At the beginning of his “Restatement on Xenophon’s Hiero,” Strauss critiques modern social science and raises a simple question: “What is tyranny?” Strauss asserts that in order to adequately answer this simple question, we must take our bearings from classical political philosophy:
Once we have learned again from the classics what tyranny is we shall be enabled and compelled to diagnose as tyrannies a number of contemporary regimes which appear in the guise of dictatorships. This diagnosis can only be the first step toward an exact analysis of present day tyranny, for present day tyranny is fundamentally different from the tyranny analyzed by the classics. (p. 95)

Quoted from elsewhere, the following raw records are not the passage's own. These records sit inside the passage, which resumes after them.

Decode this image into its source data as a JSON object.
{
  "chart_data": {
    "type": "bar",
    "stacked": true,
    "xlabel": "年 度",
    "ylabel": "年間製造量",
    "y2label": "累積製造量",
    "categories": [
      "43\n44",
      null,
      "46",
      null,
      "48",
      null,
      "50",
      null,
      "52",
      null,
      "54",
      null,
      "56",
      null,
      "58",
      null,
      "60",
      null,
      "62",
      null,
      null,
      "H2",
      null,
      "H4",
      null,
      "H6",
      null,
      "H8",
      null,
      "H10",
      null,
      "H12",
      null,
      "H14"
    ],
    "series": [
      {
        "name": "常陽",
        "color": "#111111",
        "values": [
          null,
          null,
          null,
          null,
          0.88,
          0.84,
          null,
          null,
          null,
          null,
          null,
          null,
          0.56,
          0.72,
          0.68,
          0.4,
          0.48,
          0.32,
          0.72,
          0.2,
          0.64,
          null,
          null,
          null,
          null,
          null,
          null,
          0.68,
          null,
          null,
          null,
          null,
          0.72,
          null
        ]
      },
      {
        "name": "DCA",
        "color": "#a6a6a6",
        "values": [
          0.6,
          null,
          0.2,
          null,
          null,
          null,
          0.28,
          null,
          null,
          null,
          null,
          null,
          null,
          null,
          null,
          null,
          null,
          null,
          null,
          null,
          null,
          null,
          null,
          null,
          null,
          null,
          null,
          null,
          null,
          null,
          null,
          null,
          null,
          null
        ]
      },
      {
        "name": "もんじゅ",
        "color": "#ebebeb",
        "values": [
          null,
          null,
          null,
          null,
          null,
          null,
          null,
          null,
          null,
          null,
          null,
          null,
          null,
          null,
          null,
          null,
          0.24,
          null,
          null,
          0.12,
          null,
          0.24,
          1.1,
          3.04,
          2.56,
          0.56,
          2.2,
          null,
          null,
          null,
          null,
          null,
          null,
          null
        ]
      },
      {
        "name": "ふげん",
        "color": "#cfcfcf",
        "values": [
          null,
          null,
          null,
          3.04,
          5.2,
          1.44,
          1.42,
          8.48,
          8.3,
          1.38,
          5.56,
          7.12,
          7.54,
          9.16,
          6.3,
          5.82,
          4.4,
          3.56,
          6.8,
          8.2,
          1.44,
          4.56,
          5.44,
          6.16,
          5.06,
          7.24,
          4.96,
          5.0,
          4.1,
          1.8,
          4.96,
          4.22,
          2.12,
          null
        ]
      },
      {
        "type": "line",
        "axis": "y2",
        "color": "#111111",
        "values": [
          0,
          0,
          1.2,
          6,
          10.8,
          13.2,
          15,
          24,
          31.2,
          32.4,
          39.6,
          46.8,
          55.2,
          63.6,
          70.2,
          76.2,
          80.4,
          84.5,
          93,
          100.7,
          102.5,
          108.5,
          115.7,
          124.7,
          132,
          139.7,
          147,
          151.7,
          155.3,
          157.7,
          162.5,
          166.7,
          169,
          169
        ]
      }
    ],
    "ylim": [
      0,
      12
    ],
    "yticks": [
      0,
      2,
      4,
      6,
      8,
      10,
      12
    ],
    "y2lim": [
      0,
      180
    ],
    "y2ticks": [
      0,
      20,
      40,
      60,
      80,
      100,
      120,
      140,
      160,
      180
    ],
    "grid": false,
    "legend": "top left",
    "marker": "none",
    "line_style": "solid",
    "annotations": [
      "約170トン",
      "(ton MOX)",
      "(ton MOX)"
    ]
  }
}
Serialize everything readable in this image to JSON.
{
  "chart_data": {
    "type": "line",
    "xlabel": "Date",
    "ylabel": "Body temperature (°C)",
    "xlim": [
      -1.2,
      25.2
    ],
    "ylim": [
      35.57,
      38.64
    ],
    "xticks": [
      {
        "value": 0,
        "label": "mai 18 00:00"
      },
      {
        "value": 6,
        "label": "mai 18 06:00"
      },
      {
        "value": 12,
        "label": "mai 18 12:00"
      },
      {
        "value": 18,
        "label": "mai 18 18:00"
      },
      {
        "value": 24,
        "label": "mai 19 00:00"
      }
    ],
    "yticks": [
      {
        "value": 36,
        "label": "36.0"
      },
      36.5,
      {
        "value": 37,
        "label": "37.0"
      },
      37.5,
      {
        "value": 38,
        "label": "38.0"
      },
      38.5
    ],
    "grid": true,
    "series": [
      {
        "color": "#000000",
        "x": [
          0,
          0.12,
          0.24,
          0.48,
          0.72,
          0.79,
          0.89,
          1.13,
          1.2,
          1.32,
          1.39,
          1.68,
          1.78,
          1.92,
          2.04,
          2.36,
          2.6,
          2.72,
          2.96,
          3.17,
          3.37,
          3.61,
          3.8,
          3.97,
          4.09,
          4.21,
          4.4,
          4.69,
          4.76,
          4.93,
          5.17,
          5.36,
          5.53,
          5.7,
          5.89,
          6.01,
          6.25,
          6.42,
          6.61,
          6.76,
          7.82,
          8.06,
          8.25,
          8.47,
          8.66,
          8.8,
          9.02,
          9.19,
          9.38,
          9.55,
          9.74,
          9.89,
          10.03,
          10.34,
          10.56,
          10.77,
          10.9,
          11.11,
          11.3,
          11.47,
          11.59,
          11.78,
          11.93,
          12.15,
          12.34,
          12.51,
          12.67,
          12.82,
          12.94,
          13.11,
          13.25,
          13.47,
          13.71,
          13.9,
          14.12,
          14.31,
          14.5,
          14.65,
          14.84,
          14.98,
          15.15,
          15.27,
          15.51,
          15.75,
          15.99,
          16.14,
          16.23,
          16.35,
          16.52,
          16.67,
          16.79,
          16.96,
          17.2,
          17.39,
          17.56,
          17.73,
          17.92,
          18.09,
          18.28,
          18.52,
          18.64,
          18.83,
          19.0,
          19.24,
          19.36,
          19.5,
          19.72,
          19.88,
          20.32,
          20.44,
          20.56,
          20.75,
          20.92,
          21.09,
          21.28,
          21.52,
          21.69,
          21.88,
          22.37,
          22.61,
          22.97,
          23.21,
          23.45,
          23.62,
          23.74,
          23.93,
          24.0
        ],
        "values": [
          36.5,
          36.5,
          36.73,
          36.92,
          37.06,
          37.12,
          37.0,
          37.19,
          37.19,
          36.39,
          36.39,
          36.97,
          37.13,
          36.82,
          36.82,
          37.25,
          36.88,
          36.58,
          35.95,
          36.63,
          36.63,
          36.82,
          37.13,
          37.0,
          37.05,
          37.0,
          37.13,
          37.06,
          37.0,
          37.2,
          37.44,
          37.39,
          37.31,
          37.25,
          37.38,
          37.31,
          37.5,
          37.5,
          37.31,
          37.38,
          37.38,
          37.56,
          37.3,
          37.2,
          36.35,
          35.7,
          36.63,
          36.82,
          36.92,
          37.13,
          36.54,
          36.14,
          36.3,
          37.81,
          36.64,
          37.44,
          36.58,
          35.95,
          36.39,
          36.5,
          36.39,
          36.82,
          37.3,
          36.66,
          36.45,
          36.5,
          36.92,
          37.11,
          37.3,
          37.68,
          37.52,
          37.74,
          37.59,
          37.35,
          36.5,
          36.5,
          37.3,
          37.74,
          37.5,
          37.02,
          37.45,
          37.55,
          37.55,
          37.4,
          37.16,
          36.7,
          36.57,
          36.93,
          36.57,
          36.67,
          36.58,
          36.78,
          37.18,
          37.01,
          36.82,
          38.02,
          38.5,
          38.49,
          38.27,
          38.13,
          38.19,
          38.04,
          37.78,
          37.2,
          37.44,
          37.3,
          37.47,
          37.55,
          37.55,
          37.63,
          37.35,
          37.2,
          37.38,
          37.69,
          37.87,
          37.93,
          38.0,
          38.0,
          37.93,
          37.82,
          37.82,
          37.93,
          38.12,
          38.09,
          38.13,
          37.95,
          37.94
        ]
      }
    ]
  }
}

Strauss argues that the classical frame of reference still has everything to teach us about tyranny:
The fact that there is a fundamental difference between classical tyranny and present day tyranny, or that the classics did not even dream of present day tyranny, is not a good or sufficient reason for abandoning the classical frame of reference. For that fact is perfectly compatible with the possibility that present day tyranny finds its place within the classical framework, i.e., that it cannot be understood adequately except within the classical framework. The difference between present day tyranny and classical tyranny has its root in the difference between the modern notion of philosophy or science and the classical notion of philosophy or science. Present day tyranny, in contradistinction to classical tyranny, is based on the unlimited progress in the “conquest of nature” which is made possible by modern science, as well as on the popularization or diffusion of philosophic or scientific knowledge. Both possibilities - the possibility of a science that issues in the conquest of nature and the possibility of the popularization of philosophy or science - were known to the classics. (Compare Xenophon, Memorabilia I 1.15 with Empedocles, fr. 111; Plato, Theaetetus 180c7-d5.) But the classics rejected them as “unnatural,” i.e., as destructive of humanity. They did not dream of present day tyranny because they regarded its basic presuppositions as so preposterous that they turned their imagination in entirely different directions.”
That from which classical political philosophers turned their imaginations in entirely different directions, statesman such as Washington, Lincoln, and Churchill (e.g. “Fifty Years Hence”), and authors such as Martin Heidegger (e.g. “The Question Concerning Technology”), Yevgeny Zamyatin (e.g. We), C.S. Lewis (e.g. “The Humanitarian Theory of Punishment,” The Abolition of Man, and That Hideous Strength), Aldous Huxley (e.g. Brave New World), and George Orwell (e.g. 1984 and Animal Farm), and many others addressed directly. Contemporary political philosopher Waller R. Newell has also written extensively and well on the topic of tyranny.
In a class at Hillsdale on Aristotle with Dr. John Grant I wrote a paper entitled “Archetypal Tyranny” in which I examined Aristotle’s depictions of tyranny alongside Xenophon’s Hiero and Strauss On Tyranny. I can review my paper to recall what I once thought I knew.
In his chapter four (“Restatement on Xenophon’s Hiero”) of What Is Political Philosophy?, Strauss dialogues with and politely refutes the arguments of philosophers Eric Voegelin and Alexandre Kojève on the topic of tyranny. In the midst of this dialogue, Strauss makes the following delightful observation:
And even if it were true that we could understand the classics better than they understood themselves, we would become certain of our superiority only after understanding them exactly as they understood themselves. Otherwise we might mistake our superiority to our notion of the classics for superiority to the classics. (p. 101)
Later Strauss writes:
We are in need of a second education in order to accustom our eyes to the noble reserve and the quiet grandeur of the classics. (p. 104)
Strauss weaves commentary on Cyrus, Machiavelli, Savonarola, and many others into his answer to the simple question “What is tyranny?” and he suggests why modern readers who naturally prefer Jane Austen over Dostoyevsky are fortunate.
All of this sets the stage for understanding the relationship between Simonides and Hiero, Strauss’ debates with Kojève, and the phenomenon of tyranny, subjects for a future post.
Xenophon’s Hiero is not long. We can read it along with chapter four of Strauss’ What is Political Philosophy?